1) Discussion of the plan what we should do to come to a decision on the power supplies, cable plant, electronics, and service tunnel configuration in BDS. -- All
2) Work on ILC2006b optics of BDS -- Mark Woodley
3) Sacrificial collimators in BDS -- Lew Keller

Summary

The group started discussion of the issue of power supplies, electronics, cable plant, service tunnel in BDS.

Discussed configurations included:
a) full length service tunnel in BDS
b) short service tunnels in BDS entry and IR
c) short service tunnels in BDS entry and IR and alcoves every 50-200m
d) no service tunnels, all PS in main tunnel
e) no service tunnel, multiple small penetration from surface where PS are installed

Relevant issues that was mentioned were
1) cable size and cost
2) power dissipation in the tunnel and needed temperature stability
3) radiation environment in BDS
4) maximum length of cables for BPMs

The rough constrain on the cable length for the cavity BPMs is less than 100m (Steve Smith). If there are no service tunnel, this drives a requirement of the alcoves every 200m or less.  The alternative is radiation hard electronics with corresponding R&D.

Power dissipation in the tunnel and stability: the discussed target number in less than 10W/m into the air. According to Marc Ross, the achieved number at Swiss Light Source (where special care was taken to minimize this heat) is about 100W/m and the tunnel temperature changes by 0.5 degree C, which may be not sufficiently stable for BDS.   In the earlier NLC configuration, the power supplies were located on surface and cable run down via penetrations located every 500m so that total cable length was <250m. The cables were oversized by 2AWG numbers, to achieve <10W/m. 

Evaluation of these configurations will be done in the following steps. According to Tom Markiewicz there is a 1999 spreadsheet which can automatically "design" magnets based on aperture and field, determine power and cable layout and power dissipation along the tunnel. This can be reprogrammed for various locations of power supplies. This tool will be updated and used for BDS.

In meantime, real design of magnets in BDS will proceed, and for this to be done, a set of assumptions need to be fixed. For example, the pressure and temperature of cooling water, allowable temperature increase of the water, etc. 

There were other issues discussed which are not captured in these sparse notes.

Mark presented the updated BDS optics ILC2006b. The tune-up extraction line was redesigned for 10% bandpass. Sacrificial energy collimator is included into the chicane. The first betatron sacrificial collimator is removed to provide more than 20m from the end of the linac. Parameters of kickers and septa were optimized. Beam sweeping system is included into the tune-up beamline.

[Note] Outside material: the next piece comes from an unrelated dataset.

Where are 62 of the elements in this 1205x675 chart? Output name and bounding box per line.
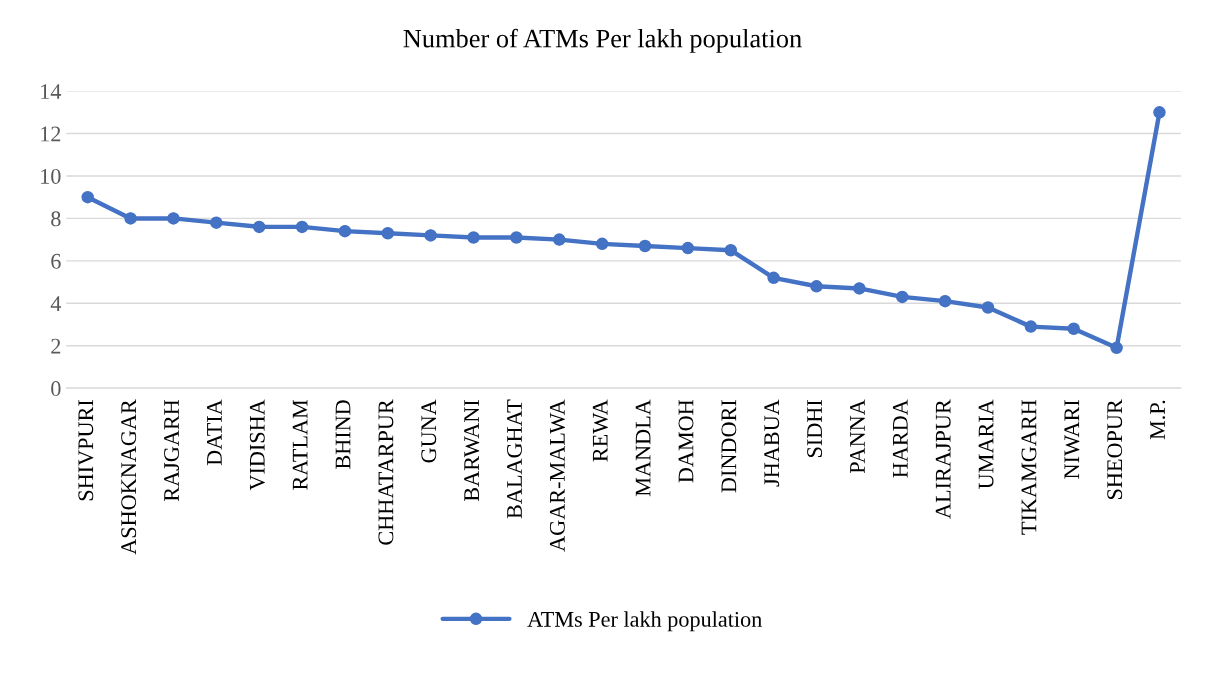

Lew presented evaluation of sacrificial collimators. FLUKA model shows that 200 full energy bunches would melt and vaporized the material over a length of about a meter. Carbon collimators are somewhat better, but the damage from the full power beam is still substantial. The spoiler-absorber configuration was not checked but expected to be difficult to implement. Therefore, the sacrificial collimators are indeed sacrificial and would need to be inspected and replaced after every incident.

Andrei Seryi, 04/14/06